VS Code Extensions
The funny thing about VS Code is that it gets better very quickly, and then, if you are not careful, it gets worse just as quickly. A few extensions can make the editor feel sharp and helpful. Too many, though, and suddenly everything is noisier, slower, and a little less predictable than it used to be.
How to choose extensions without making a mess
The easiest way to stay sane is to think in layers:
- core productivity
- language and stack support
- optional workflow tools
If an extension is not solving a real recurring annoyance, it probably does not need to be there.
A sensible core set
GitHub Copilot or another AI coding tool
Pick one primary AI workflow before you start stacking assistants on top of each other.
Common options:
- GitHub Copilot
- a Cursor-style workflow outside plain VS Code
- one dedicated AI chat or edit tool
Too many overlapping AI extensions usually create noise, not leverage.
Prettier
Formatting should be boring. Prettier keeps it that way.
ESLint
Still one of the highest-value extensions for JavaScript and TypeScript work.
Error Lens
Useful if you want problems surfaced inline instead of hidden in a panel.
GitLens
Helpful when you need blame, history, and context without leaving the editor.

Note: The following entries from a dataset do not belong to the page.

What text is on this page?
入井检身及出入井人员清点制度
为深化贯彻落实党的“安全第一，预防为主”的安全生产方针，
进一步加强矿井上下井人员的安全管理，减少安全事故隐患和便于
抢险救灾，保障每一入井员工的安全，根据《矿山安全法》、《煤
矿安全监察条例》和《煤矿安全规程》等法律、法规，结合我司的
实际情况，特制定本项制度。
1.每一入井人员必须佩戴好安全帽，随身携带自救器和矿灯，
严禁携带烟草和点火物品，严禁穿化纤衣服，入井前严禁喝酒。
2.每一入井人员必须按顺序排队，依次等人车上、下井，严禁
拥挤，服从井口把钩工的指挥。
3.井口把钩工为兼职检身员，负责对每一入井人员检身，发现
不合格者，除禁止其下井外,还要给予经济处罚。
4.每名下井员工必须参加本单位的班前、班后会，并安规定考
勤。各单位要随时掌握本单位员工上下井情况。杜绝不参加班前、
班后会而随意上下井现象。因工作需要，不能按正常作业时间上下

Good VS Code extensions for frontend work
For React, Next.js, and TypeScript work, a good default set is:
- ESLint
- Prettier
- Tailwind CSS IntelliSense
- styled-components or CSS-in-JS support if the project uses it
- import and path helpers when the repo structure gets large
Good VS Code extensions for backend work
For Node, NestJS, and API-heavy work:
- ESLint
- Prettier
- REST Client, if you test HTTP flows inside VS Code
- Docker support, if you run services locally
.envhelpers, if the project has a lot of environment config
VS Code extensions for Python and data work
For Python and analysis workflows:
- Python
- Jupyter
- lightweight data preview tools when you genuinely need them
Just do not turn VS Code into a notebook-heavy environment if notebooks are only an occasional task.
Extensions to be careful with
Too many AI assistants
Running multiple completion and chat tools at once often makes suggestions worse, not better.
Heavy UI customization packs
Themes and icon packs are fine. Full-blown visual customization suites usually add more drag than value.
Low-trust utility extensions
Extensions can read files, run code, and alter your workflow. Install them as if they were software, not stickers.
Workspace configuration matters more than people think
Extensions become much more useful when the project also defines:
- format-on-save rules
- lint configuration
- a default formatter
- the TypeScript SDK path
- test and task shortcuts
A disciplined workspace setup will beat a random pile of extensions every time.
AI coding in VS Code
Copilot
Best if you want familiar inline assistance without changing editors.
Agent-first tools
Tools like Cursor or Windsurf can be stronger for larger tasks, but they change the workflow more substantially and may sit outside plain VS Code.
If your team standardizes on VS Code, choose the AI layer deliberately rather than letting every developer improvise a different setup.
Bottom line
The best VS Code setup is boring in the right way: fast, stable, and easy to reason about. Start with formatter, linter, git visibility, and one clear AI workflow. Add more only when the need shows up repeatedly in real work.